IRISH horse-racing tycoons J.P. McManus and John Magnier raised their stake in Manchester United FC to 23.15 per cent yesterday, stoking further speculation about the club’s future ownership.
Through their Cubic Expressions investment vehicle, the two millionaires shelled out GBP 62 million for BSkyB’s 10 per cent stake in the club.
News of the deal sent Man Utd’s shares spinning 5.4 per cent higher to 249p – aided by chief executive David Gill’s purchase of GBP 41,000 worth of shares as part of an executive bonus scheme.
The move follows stake-building by American leisure entrepreneur Malcolm Glazer, owner of Superbowl champions Tampa Bay Buccaneers, and European TV executive John de Mol – and speculation that Middle Eastern and Russian consortiums are plotting separate bids for the club.
A senior source at Old Trafford said: “To be honest, you know as much as we do. Sky have sold it, Cubic’s picked it up.
“We’ve had no direct contact with Cubic today, although I would expect that as soon as the dust settles we will be getting in touch to find out what their intentions are.”
He added: “They have always said they have no intention of taking over the group, but that’s not to say that they wouldn’t want to do something in the future. That was then, this is now.”
BSkyB made a GBP 2m profit on the Man Utd holding, which it bought in small tranches over the summer of 1998.
Behind McManus and Magnier, Scottish mining millionaire Harry Dobson remains the second-biggest shareholder with 6.5 per cent. Glazer has 5.9 per cent, hedge fund Lansdowne Partners has 5.2 per cent and de Mol has 3.5 per cent.
Bell Lawrie White football analyst John Moore said: “The first thing to say here is that BSkyB has got out at the right time.

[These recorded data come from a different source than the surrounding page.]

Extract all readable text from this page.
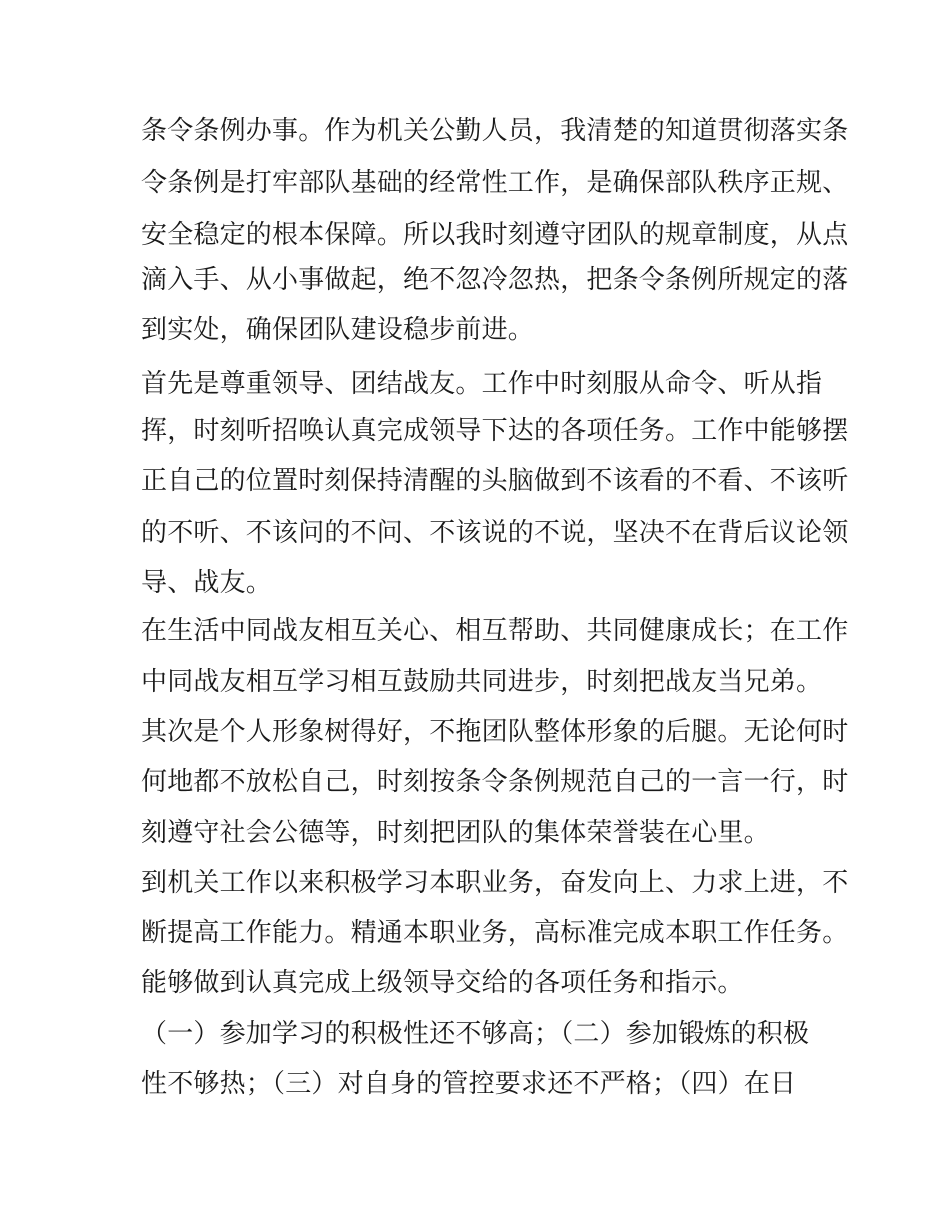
条令条例办事。作为机关公勤人员，我清楚的知道贯彻落实条
令条例是打牢部队基础的经常性工作，是确保部队秩序正规、
安全稳定的根本保障。所以我时刻遵守团队的规章制度，从点
滴入手、从小事做起，绝不忽冷忽热，把条令条例所规定的落
到实处，确保团队建设稳步前进。
首先是尊重领导、团结战友。工作中时刻服从命令、听从指
挥，时刻听招唤认真完成领导下达的各项任务。工作中能够摆
正自己的位置时刻保持清醒的头脑做到不该看的不看、不该听
的不听、不该问的不问、不该说的不说，坚决不在背后议论领
导、战友。
在生活中同战友相互关心、相互帮助、共同健康成长；在工作
中同战友相互学习相互鼓励共同进步，时刻把战友当兄弟。
其次是个人形象树得好，不拖团队整体形象的后腿。无论何时
何地都不放松自己，时刻按条令条例规范自己的一言一行，时
刻遵守社会公德等，时刻把团队的集体荣誉装在心里。
到机关工作以来积极学习本职业务，奋发向上、力求上进，不
断提高工作能力。精通本职业务，高标准完成本职工作任务。
能够做到认真完成上级领导交给的各项任务和指示。
（一）参加学习的积极性还不够高；（二）参加锻炼的积极
性不够热；（三）对自身的管控要求还不严格；（四）在日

But this definitely opens the way for a takeover, no doubt about it.”
He added that Cubic could link up with one of the other major shareholders to take the club private – but that they would be unlikely to pay anything more than the current price.
If the total shareholding of Cubic – or Cubic and any other co- investor – exceeded 29.9 per cent, they would be legally obliged to make a formal takeover offer.